Pelalawan- Pencabutan Izin Usaha Perkebunan Budidaya (IUP-B) PT Mekar Sari Alam Lestari (MAL II) oleh Pemerintah Kabupaten Pelalawan pada 13 Juni 2022, diikuti oleh penyegelan oleh Bupati Pelalawan, H. Zukri SE, pada 4 Juni 2024, ternyata mengecewakan masyarakat yang telah puluhan tahun berjuang agar PT MAL II mengembalikan 1.200 hektare lahan untuk tiga desa: Pangkalan Panduk, Tanjung Air Hitam, dan Pangkalan Tampoi.
Perjuangan masyarakat tersebut sudah berlangsung lama dan penuh tantangan, termasuk konflik dengan pihak perusahaan yang diduga merampas kebun karet dan ladang milik warga. Namun, keputusan Pemerintah Daerah Pelalawan yang hanya mensyaratkan pengembalian 20 persen lahan oleh PT MAL II dianggap tidak memadai.
"Kita memang tidak hafal undang-undang, tetapi kewajiban 20 persen itu untuk perusahaan legal. Ini jelas perusahaan mengolah lahan masyarakat tanpa izin, ditambah lagi Pemerintah Kabupaten Pelalawan sudah mencabut izinnya pada 13 Juni 2022," ujar Suardi, salah seorang warga yang ikut berjuang.

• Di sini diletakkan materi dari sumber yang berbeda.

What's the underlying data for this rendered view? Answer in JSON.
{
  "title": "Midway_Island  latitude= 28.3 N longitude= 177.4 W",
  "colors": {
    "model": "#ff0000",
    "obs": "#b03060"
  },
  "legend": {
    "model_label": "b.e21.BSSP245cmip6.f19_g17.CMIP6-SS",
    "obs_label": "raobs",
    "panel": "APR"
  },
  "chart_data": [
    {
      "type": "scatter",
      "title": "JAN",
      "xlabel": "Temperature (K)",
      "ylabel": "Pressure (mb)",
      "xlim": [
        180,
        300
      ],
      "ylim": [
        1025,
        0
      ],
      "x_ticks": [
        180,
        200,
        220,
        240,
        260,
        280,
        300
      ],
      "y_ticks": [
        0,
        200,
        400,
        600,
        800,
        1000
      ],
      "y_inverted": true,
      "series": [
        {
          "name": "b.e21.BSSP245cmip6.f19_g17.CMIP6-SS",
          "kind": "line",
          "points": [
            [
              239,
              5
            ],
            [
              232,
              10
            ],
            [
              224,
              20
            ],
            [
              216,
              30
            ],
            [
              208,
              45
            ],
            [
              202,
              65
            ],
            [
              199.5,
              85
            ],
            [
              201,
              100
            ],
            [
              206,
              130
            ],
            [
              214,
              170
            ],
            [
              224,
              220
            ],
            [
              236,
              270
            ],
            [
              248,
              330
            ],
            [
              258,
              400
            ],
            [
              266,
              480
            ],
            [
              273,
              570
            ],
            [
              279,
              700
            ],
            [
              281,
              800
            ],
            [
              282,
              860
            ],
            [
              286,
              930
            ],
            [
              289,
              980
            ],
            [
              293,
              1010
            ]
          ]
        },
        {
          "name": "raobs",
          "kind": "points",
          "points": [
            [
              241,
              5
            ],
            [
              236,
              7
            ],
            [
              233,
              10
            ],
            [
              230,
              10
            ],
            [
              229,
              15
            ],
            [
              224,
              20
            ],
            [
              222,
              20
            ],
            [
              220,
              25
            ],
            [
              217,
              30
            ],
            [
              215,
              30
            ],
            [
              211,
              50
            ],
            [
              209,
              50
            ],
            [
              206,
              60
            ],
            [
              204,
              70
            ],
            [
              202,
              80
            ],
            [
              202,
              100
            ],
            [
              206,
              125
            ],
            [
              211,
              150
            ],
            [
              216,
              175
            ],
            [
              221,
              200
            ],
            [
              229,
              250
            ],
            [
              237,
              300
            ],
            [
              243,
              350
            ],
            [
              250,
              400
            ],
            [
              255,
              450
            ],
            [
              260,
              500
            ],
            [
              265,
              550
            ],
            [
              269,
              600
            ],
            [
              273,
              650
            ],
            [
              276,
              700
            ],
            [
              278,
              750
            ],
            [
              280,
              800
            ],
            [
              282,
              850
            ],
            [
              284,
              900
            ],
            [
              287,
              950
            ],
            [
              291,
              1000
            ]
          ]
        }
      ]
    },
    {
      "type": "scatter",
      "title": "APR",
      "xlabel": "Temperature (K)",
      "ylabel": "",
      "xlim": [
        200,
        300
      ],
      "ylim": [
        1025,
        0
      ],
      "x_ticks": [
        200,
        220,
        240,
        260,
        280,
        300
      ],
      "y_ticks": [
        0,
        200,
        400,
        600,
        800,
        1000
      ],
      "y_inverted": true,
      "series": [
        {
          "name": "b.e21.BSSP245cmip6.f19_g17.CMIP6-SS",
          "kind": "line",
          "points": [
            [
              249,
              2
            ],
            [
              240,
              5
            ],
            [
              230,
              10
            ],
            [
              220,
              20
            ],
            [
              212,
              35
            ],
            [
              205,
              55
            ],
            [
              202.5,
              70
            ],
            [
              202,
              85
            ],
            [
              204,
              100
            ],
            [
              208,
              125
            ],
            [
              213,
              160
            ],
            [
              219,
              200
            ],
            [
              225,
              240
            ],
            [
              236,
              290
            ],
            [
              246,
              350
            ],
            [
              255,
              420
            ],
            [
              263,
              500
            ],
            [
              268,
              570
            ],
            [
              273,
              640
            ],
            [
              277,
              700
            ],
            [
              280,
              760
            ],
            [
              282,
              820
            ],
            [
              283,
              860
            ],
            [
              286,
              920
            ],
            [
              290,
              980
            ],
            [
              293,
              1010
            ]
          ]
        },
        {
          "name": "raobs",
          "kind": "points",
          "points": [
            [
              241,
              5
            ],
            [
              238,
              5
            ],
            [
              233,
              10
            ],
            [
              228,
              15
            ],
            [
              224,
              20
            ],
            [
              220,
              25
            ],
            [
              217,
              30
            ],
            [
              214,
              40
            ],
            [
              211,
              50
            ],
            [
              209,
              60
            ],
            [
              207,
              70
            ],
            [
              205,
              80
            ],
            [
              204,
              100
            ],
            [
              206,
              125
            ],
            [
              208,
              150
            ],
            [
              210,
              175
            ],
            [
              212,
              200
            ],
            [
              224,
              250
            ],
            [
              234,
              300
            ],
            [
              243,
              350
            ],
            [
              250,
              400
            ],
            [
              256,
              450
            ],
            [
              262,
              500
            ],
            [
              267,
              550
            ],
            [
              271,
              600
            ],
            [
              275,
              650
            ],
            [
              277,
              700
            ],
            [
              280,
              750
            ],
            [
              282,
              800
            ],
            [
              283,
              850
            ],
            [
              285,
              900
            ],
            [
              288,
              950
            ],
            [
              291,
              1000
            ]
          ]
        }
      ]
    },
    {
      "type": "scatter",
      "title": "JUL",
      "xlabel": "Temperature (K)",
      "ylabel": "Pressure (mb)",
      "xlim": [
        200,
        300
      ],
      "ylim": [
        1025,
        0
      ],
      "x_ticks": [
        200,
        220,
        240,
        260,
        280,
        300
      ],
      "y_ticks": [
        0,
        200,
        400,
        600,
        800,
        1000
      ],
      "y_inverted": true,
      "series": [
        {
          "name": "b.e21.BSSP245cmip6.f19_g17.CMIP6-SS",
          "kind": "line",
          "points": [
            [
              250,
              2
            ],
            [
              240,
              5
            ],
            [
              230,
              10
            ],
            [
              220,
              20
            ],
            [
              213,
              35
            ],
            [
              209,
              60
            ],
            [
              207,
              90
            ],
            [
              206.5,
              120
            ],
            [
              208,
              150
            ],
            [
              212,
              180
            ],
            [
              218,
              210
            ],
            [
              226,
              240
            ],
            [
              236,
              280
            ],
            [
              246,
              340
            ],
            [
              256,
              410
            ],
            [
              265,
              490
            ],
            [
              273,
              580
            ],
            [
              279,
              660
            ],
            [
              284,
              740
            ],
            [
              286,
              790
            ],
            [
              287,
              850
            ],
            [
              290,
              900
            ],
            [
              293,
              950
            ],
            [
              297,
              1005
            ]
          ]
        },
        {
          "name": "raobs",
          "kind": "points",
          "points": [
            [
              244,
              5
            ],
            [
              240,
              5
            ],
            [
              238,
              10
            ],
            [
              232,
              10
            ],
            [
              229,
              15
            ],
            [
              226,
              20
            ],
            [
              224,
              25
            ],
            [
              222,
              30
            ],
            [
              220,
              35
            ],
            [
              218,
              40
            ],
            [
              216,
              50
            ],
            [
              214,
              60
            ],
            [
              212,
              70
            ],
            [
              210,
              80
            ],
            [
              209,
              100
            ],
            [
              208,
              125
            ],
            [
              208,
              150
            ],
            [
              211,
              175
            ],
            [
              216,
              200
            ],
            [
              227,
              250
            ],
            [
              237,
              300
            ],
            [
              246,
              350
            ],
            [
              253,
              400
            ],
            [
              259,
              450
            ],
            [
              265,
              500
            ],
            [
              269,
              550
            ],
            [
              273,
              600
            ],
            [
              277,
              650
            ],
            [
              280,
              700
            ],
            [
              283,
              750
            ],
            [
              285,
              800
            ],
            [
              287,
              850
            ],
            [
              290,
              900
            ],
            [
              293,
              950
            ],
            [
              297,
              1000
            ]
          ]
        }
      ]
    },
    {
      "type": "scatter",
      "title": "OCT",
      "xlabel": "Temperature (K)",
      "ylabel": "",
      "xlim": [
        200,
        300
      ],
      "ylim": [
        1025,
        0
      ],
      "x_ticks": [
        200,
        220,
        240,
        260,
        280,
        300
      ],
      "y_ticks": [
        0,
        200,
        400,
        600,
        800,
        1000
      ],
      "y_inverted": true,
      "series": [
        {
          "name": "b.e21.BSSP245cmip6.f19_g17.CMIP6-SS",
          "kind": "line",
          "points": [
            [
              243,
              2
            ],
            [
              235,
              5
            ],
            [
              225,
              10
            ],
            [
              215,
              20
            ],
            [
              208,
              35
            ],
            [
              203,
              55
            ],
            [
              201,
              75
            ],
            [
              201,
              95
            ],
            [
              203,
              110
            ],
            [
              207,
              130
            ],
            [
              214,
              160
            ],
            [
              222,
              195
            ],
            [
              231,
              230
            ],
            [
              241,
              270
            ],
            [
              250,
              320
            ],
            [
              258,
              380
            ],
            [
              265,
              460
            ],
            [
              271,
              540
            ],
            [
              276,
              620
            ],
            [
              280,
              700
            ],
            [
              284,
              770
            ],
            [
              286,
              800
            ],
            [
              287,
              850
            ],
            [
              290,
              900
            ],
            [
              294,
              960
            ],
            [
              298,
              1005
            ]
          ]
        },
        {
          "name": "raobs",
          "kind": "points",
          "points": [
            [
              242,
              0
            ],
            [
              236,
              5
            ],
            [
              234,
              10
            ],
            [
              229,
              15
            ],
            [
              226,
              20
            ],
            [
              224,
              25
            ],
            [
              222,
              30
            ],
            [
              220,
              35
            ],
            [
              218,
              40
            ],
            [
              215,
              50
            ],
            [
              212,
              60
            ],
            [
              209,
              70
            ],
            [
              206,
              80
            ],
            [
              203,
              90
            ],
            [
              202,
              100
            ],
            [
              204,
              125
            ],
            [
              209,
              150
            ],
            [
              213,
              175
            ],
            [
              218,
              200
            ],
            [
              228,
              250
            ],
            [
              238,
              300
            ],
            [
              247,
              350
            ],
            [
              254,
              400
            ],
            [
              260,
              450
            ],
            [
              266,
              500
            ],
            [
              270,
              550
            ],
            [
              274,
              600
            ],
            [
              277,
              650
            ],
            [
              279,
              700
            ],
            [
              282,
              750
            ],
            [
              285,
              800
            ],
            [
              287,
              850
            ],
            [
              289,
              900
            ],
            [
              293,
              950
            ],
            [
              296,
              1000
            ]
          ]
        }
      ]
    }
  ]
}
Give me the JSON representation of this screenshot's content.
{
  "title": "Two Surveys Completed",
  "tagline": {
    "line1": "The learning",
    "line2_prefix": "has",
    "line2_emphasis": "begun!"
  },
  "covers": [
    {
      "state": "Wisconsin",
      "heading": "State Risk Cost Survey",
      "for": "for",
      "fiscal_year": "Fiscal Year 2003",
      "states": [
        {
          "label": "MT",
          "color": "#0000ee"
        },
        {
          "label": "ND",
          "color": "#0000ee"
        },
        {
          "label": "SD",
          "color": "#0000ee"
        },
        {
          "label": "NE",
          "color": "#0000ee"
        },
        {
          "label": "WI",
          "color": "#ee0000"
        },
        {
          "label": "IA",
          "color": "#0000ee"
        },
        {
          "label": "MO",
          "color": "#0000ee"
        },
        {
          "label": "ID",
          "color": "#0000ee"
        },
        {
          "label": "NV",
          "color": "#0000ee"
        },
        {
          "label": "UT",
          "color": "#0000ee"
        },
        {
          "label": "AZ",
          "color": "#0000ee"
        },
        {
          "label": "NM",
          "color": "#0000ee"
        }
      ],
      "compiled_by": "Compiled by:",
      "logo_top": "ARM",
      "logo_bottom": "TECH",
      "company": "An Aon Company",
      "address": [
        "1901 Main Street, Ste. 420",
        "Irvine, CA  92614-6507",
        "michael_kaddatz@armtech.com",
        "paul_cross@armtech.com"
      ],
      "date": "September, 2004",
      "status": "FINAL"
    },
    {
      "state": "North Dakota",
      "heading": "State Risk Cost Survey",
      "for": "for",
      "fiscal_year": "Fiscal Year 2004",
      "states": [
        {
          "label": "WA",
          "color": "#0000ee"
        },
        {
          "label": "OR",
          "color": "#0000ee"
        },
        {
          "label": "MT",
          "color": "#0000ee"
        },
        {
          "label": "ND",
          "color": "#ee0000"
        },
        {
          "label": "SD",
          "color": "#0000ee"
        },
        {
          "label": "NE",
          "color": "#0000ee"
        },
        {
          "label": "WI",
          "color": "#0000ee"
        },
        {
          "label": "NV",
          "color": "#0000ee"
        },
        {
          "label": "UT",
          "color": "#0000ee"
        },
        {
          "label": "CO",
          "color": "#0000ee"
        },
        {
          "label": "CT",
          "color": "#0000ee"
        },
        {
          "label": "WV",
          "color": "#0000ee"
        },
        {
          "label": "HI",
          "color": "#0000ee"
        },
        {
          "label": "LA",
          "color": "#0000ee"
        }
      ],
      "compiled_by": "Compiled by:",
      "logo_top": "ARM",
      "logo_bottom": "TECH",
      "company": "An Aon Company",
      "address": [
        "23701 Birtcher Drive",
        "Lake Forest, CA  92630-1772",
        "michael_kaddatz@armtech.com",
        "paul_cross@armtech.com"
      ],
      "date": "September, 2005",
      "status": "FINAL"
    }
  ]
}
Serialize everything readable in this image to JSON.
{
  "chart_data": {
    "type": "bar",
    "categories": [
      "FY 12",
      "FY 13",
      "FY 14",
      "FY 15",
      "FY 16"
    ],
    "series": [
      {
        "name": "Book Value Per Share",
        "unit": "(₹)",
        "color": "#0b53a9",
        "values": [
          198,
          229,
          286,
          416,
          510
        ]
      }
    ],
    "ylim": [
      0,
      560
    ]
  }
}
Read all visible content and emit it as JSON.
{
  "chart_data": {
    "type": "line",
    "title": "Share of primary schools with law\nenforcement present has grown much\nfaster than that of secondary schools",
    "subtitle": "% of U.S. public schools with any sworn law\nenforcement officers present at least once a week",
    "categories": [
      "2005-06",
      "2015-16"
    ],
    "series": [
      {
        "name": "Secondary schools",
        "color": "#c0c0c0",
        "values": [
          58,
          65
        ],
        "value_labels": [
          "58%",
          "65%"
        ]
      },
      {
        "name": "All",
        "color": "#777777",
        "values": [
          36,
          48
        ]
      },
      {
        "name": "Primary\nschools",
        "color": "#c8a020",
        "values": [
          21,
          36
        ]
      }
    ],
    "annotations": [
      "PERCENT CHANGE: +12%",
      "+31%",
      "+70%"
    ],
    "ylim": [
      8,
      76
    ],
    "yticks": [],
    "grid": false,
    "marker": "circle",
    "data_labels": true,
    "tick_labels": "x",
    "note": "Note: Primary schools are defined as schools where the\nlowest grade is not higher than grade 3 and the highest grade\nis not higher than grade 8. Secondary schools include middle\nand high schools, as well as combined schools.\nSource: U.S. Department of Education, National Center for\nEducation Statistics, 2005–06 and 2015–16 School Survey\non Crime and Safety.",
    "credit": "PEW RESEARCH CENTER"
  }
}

Suardi menegaskan bahwa kebijakan yang mewajibkan perusahaan hanya mengembalikan 20 persen lahan atau membuat kebun masyarakat adalah keliru. "PT MAL II membuka lahan tanpa izin, bukankah itu suatu penyerobotan atau perampasan hak orang lain? Seharusnya mereka mengembalikan seluruh lahan yang mereka garap, terutama karena 80 persen lahan yang digarap adalah kebun karet milik masyarakat, bukan hutan," tambahnya.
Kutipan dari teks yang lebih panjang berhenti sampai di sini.